Santri dan Subjek Perkembangan Zaman


Syahdan, ketika itu pasukan Arab Pagan (Kaum Musyrik) beserta beberapa Bani Yahudi sepakat untuk menyerang Kota Madinah. Kurang lebih sepuluh ribu pasukan yang dipimpin oleh Abu Sufyan siap untuk mengepung Kota Madinah kala itu. Di Madinah sendiri, Nabi Muhammad telah mendapatkan kabar tentang rencana penyerangan tersebut. Lalu Nabi mengumpulkan semua sahabat untuk merundingkan cara menangkal pasukan lawan yang begitu besar jumlahnya.

Sebagian sahabat mengusulkan untuk memakai strategi perang badar, yaitu dengan menghadapi musuh secara langsung lewat jalur darat. Akan tetapi dalam sebagian riwayat, Nabi Muhammad lebih condong untuk memakai strategi perang uhud untuk menghadapi musuh yang begitu besar, yaitu dengan membagi pasukan menjadi dua bagian, sebagian menghadapi lewat jalur darat dan sebagian menunggu di atas bukit.

Di tengah-tengah diskusi yang begitu pelik, tiba-tiba Salman Al-Farisi seorang sahabat yang lama hidup di daerah Persia unjuk tangan untuk matur kepada Rosulullah. “Maaf ya Rosul, apakah keputusan itu berasal dari wahyu ataukah murni pendapat darimu? Jika hanya sebatas pendapatmu, ijinkan hamba ikut berpendapat juga” Begitu kata Salman. Lalu dia mengusulkan untuk memakai strategi yang biasa dipakai di Persia yaitu dengan membuat parit untuk membentengi daerah utara Kota Madinah. Parit yang cukup dalam dan lebar hingga tidak mungkin dilewati oleh pasukan kuda, sekiranya mereka terjatuh di dalamnya dan tidak akan mampu melompat lagi.

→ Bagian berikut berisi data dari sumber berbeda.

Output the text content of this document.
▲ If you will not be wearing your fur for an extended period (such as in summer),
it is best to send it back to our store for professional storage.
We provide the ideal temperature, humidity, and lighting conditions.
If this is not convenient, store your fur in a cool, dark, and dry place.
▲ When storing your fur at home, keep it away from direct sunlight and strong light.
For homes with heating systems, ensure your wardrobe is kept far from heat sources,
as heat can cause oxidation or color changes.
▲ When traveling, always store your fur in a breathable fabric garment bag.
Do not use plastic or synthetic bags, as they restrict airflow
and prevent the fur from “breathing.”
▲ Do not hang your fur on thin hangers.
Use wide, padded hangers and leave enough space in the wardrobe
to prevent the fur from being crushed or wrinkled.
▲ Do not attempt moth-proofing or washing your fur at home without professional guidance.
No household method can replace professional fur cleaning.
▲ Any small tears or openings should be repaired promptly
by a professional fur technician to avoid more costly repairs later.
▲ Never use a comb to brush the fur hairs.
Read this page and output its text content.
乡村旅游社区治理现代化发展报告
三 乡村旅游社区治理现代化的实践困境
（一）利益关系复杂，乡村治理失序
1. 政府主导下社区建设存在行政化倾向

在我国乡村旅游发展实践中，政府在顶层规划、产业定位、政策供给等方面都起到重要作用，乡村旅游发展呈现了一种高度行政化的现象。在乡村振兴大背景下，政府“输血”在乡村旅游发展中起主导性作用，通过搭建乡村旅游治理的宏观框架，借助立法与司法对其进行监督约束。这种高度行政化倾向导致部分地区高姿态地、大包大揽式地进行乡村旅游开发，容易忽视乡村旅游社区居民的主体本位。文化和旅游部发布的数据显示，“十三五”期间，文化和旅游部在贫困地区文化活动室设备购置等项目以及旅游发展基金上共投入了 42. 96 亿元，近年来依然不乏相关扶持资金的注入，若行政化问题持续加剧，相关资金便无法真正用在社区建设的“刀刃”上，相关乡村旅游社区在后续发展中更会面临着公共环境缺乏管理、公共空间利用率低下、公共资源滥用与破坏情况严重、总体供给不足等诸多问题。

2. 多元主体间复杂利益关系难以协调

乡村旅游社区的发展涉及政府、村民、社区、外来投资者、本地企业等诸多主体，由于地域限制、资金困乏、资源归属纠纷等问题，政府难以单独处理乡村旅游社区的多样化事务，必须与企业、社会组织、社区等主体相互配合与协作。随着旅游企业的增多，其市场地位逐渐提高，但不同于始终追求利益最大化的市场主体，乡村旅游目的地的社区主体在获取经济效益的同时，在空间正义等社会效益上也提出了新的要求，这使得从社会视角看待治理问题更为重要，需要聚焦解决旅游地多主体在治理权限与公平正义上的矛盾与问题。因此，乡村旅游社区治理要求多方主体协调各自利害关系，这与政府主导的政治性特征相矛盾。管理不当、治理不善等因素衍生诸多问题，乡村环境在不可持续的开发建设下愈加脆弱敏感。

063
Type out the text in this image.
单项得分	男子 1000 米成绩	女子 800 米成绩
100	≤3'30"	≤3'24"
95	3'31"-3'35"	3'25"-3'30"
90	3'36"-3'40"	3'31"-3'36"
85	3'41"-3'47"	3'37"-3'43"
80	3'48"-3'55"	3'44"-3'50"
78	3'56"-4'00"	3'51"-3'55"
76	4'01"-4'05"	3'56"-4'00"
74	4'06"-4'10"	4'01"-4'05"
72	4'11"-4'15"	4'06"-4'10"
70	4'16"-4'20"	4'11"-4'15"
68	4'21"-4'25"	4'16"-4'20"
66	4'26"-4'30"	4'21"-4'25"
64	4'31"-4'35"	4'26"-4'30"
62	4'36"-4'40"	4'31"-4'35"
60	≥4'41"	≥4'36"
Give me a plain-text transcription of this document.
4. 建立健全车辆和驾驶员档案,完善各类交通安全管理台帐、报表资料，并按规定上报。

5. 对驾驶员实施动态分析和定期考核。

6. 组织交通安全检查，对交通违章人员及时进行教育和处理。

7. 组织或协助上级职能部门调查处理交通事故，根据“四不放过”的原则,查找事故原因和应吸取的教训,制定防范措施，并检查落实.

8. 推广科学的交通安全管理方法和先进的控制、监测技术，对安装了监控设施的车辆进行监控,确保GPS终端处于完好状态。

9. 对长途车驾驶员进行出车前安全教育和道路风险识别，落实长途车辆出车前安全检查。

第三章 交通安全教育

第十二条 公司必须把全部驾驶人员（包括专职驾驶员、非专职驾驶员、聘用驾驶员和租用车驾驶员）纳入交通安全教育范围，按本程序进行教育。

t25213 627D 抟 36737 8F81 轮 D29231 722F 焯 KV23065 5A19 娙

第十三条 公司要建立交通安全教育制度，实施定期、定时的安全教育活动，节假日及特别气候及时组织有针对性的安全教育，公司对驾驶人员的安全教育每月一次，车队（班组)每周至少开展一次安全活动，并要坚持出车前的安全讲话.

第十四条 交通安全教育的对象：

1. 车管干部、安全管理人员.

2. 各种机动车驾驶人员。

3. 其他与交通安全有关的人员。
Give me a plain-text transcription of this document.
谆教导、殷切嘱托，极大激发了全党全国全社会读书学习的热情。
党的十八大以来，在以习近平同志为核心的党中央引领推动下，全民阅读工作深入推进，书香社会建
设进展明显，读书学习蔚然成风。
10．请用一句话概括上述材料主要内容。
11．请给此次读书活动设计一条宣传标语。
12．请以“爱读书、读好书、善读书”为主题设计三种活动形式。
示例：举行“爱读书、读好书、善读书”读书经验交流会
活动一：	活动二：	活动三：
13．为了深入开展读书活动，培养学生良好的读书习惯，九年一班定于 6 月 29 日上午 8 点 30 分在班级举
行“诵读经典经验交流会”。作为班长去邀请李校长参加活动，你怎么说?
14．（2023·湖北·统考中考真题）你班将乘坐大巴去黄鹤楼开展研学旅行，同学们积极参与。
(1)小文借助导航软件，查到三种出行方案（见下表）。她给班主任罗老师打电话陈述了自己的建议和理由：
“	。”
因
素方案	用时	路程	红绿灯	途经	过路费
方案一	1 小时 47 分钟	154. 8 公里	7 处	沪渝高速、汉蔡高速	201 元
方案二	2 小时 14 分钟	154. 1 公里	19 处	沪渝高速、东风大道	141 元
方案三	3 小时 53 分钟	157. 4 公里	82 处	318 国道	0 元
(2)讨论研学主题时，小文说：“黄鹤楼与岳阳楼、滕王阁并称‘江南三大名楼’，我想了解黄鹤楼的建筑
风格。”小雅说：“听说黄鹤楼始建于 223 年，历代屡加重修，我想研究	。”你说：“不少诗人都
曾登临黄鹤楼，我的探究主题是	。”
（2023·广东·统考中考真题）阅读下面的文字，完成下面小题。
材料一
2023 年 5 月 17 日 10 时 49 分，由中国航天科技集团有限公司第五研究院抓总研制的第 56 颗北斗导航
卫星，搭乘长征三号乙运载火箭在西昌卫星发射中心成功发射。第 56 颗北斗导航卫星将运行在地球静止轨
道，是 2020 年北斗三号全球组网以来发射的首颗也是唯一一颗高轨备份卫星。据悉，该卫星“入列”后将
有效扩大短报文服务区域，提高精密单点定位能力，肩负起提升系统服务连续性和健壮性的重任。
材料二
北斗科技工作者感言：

Akhirnya Rosulullah menyetujui usulan dari Sahabat Salman tersebut.

Peperangan dimulai, pasukan kafir kesulitan menembus parit yang dibangun oleh kaum Muslimin, sebagian mereka terpecah-belah karena terkena hasutan salah satu dari Sahabat dan akhirnya pasukan Islam berhasil mempertahankan Kota Madinah dengan aman.

Sepenggal kisah dalam perang khandak yang heroik itu mengajarkan kepada kita bahwa betapa pentingnya sebuah setrategi untuk menghadapi musuh. Bahkan setrategi itu harus selalu disesuaikan dengan perkembangan keadaan, musuh, dan tempat peperangan.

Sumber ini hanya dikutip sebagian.